Immobilizzazione dell'idrogenasi su nanotubi di carbonio

I nanotubi di carbonio possono anche essere utilizzati come supporto per l'idrogenasi sull'elettrodo grazie alla loro capacità di assemblare in grandi reti porose e conduttive. Questi ibridi sono stati preparati usando e idrogenasi. L'idrogenasi isolata da A. aeolicus (batteri termofili) è stata in grado di ossidare H2 con trasferimento di elettroni diretto senza un mediatore redox con una corrente catalitica 10 volte maggiore con elettrodi fissi con rivestimento CNT rispetto agli elettrodi nudi.

Un altro modo di accoppiare l'idrogenasi ai nanotubi era legarli in modo covalente per evitare un ritardo. L'idrogenasi isolata da D. gigas (jumbo squid) è stata accoppiata a reti di nanotubi di carbonio a pareti multiple (MWCNT) e ha prodotto una corrente circa 30 volte superiore all'anodo di grafite-idrogenasi. Un leggero svantaggio di questo metodo è che il rapporto tra idrogenasi che copre la superficie della rete di nanotubi lascia idrogenasi per coprire solo i punti deboli difettosi nella rete. Si è anche scoperto che alcune procedure di adsorbimento tendono a danneggiare gli enzimi mentre l'accoppiamento covalente ha stabilizzato l'enzima e gli consente di rimanere stabile più a lungo. L'attività catalitica degli elettrodi idrogenasi-MWCNT ha fornito stabilità per oltre un mese, mentre gli elettrodi idrogenasi-grafite sono durati solo circa una settimana.

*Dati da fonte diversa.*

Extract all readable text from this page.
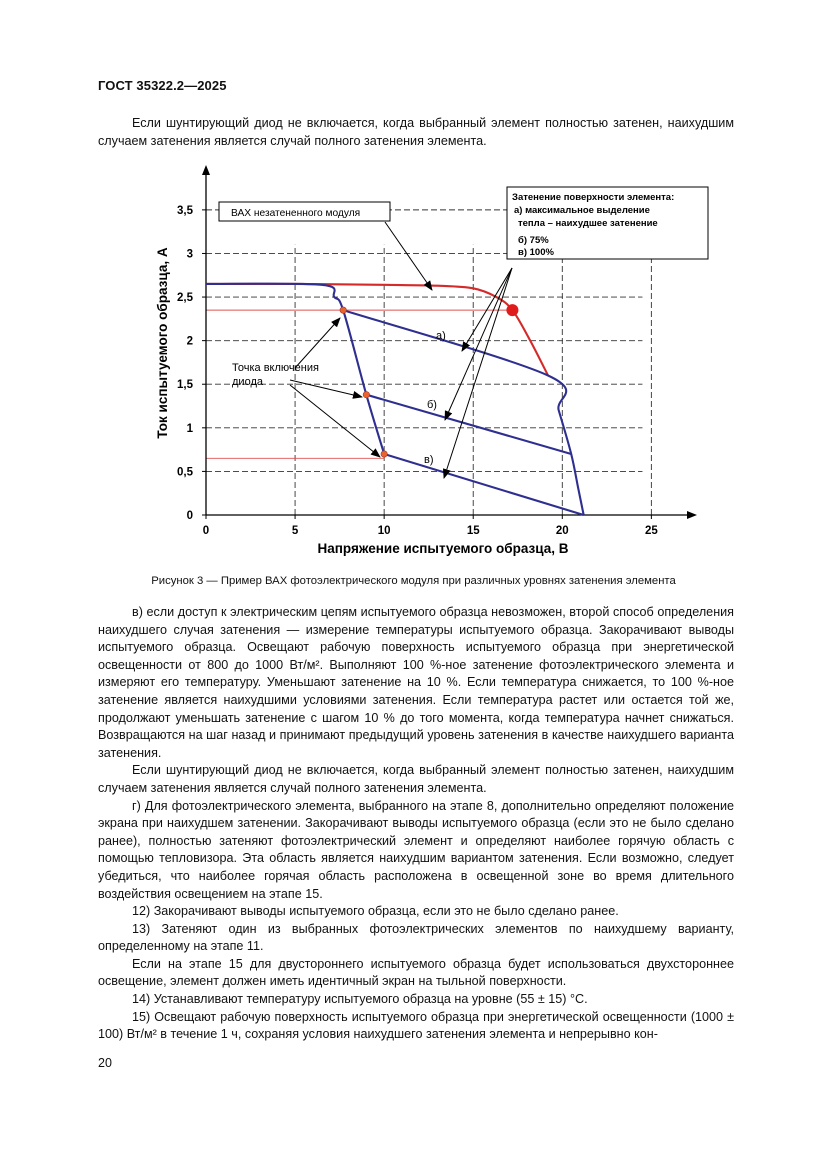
ГОСТ 35322.2—2025

Если шунтирующий диод не включается, когда выбранный элемент полностью затенен, наихудшим случаем затенения является случай полного затенения элемента.

0
0,5
1
1,5
2
2,5
3
3,5
0	5	10	15	20	25
ВАХ незатененного модуля
Затенение поверхности элемента:
а) максимальное выделение
тепла – наихудшее затенение
б) 75%
в) 100%
Точка включения
диода
а)
б)
в)
Напряжение испытуемого образца, В
Ток испытуемого образца, А
Рисунок 3 — Пример ВАХ фотоэлектрического модуля при различных уровнях затенения элемента

в) если доступ к электрическим цепям испытуемого образца невозможен, второй способ определения наихудшего случая затенения — измерение температуры испытуемого образца. Закорачивают выводы испытуемого образца. Освещают рабочую поверхность испытуемого образца при энергетической освещенности от 800 до 1000 Вт/м². Выполняют 100 %-ное затенение фотоэлектрического элемента и измеряют его температуру. Уменьшают затенение на 10 %. Если температура снижается, то 100 %-ное затенение является наихудшими условиями затенения. Если температура растет или остается той же, продолжают уменьшать затенение с шагом 10 % до того момента, когда температура начнет снижаться. Возвращаются на шаг назад и принимают предыдущий уровень затенения в качестве наихудшего варианта затенения.

Если шунтирующий диод не включается, когда выбранный элемент полностью затенен, наихудшим случаем затенения является случай полного затенения элемента.

г) Для фотоэлектрического элемента, выбранного на этапе 8, дополнительно определяют положение экрана при наихудшем затенении. Закорачивают выводы испытуемого образца (если это не было сделано ранее), полностью затеняют фотоэлектрический элемент и определяют наиболее горячую область с помощью тепловизора. Эта область является наихудшим вариантом затенения. Если возможно, следует убедиться, что наиболее горячая область расположена в освещенной зоне во время длительного воздействия освещением на этапе 15.

12) Закорачивают выводы испытуемого образца, если это не было сделано ранее.

13) Затеняют один из выбранных фотоэлектрических элементов по наихудшему варианту, определенному на этапе 11.

Если на этапе 15 для двустороннего испытуемого образца будет использоваться двухстороннее освещение, элемент должен иметь идентичный экран на тыльной поверхности.

14) Устанавливают температуру испытуемого образца на уровне (55 ± 15) °C.

15) Освещают рабочую поверхность испытуемого образца при энергетической освещенности (1000 ± 100) Вт/м² в течение 1 ч, сохраняя условия наихудшего затенения элемента и непрерывно кон-

20
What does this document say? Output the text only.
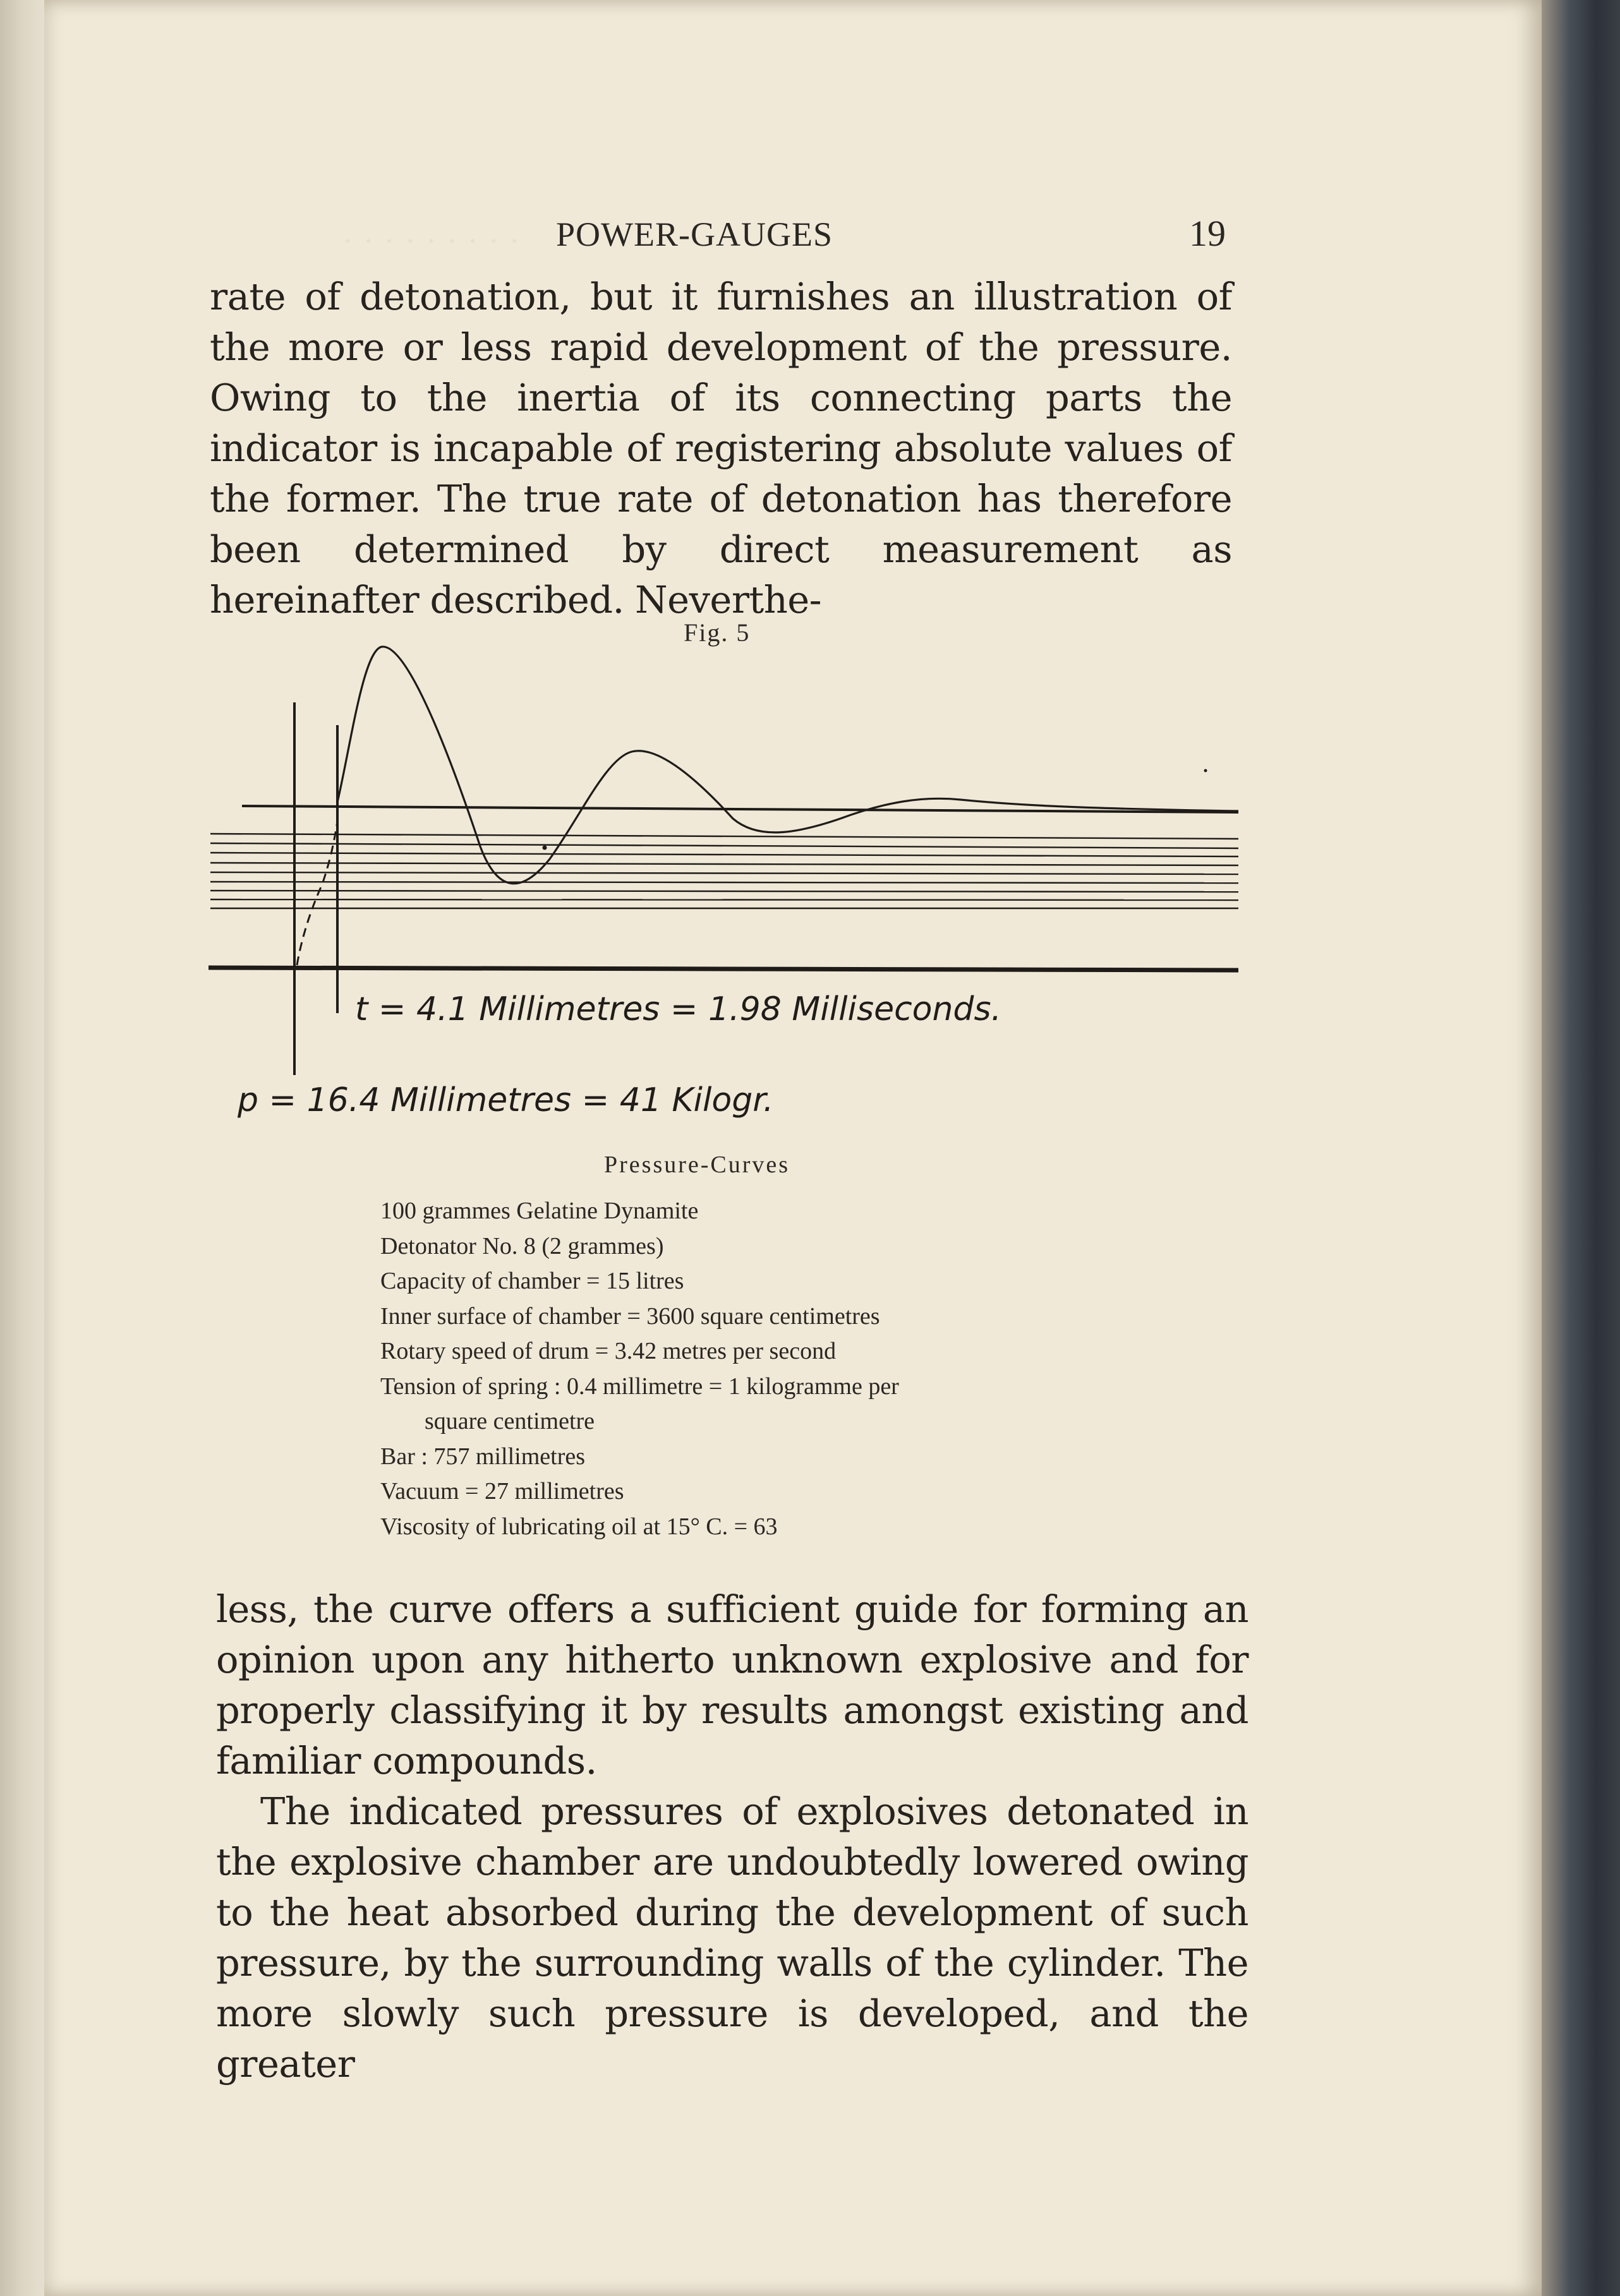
. . . . . . . . . POWER-GAUGES	19

rate of detonation, but it furnishes an illustration of the more or less rapid development of the pressure. Owing to the inertia of its connecting parts the indicator is incapable of registering absolute values of the former. The true rate of detonation has therefore been determined by direct measurement as hereinafter described. Neverthe-

Fig. 5
t = 4.1 Millimetres = 1.98 Milliseconds.
p = 16.4 Millimetres = 41 Kilogr.
Pressure-Curves
100 grammes Gelatine Dynamite
Detonator No. 8 (2 grammes)
Capacity of chamber = 15 litres
Inner surface of chamber = 3600 square centimetres
Rotary speed of drum = 3.42 metres per second
Tension of spring : 0.4 millimetre = 1 kilogramme per
square centimetre
Bar : 757 millimetres
Vacuum = 27 millimetres
Viscosity of lubricating oil at 15° C. = 63

less, the curve offers a sufficient guide for forming an opinion upon any hitherto unknown explosive and for properly classifying it by results amongst existing and familiar compounds.

The indicated pressures of explosives detonated in the explosive chamber are undoubtedly lowered owing to the heat absorbed during the development of such pressure, by the surrounding walls of the cylinder. The more slowly such pressure is developed, and the greater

Applicazioni di biocarburanti a base di idrogenasi

Una cella a combustibile a idrogeno completamente enzimatica è stata costruita dal gruppo Armstrong che ha utilizzato la cella per alimentare un orologio. La cella a combustibile consisteva in un anodo di grafite con idrogenasi isolata da R. metallidurans e un catodo di grafite modificato con laccasi fungina. Gli elettrodi sono stati collocati in un'unica camera con una miscela di gas H2 al 3% in aria e non vi era membrana a causa della tolleranza dell'idrogenasi all'ossigeno. La cella a combustibile produceva una tensione di 950mV e generava 5,2 uW / cm2 di elettricità. Sebbene questo sistema fosse molto funzionale, a causa dei bassi livelli di H2 accessibili, della bassa attività catalitica delle idrogenasi resistenti all'ossigeno e della bassa densità dei catalizzatori sugli elettrodi piatti, non era ancora alla potenza ottimale.

Questo sistema è stato successivamente migliorato aggiungendo una rete MWCNT per aumentare l'area dell'elettrodo.

applicazioni

Biosensori autoalimentati

Il concetto iniziale di applicazione di biocarburanti enzimatici per applicazioni di biosensing autoalimentate è stato introdotto nel 2001. Con continui sforzi, sono stati dimostrati diversi tipi di biosensori basati su enzimi autoalimentati. Nel 2016 è stato descritto il primo esempio di celle per biocarburanti a base tessile estensibili, che fungono da sensori autoalimentati indossabili. Il dispositivo tessile intelligente utilizzava una cella a base di biocarburanti a base di lattato ossidasi, che consente il monitoraggio in tempo reale del lattato nel sudore per applicazioni sul corpo.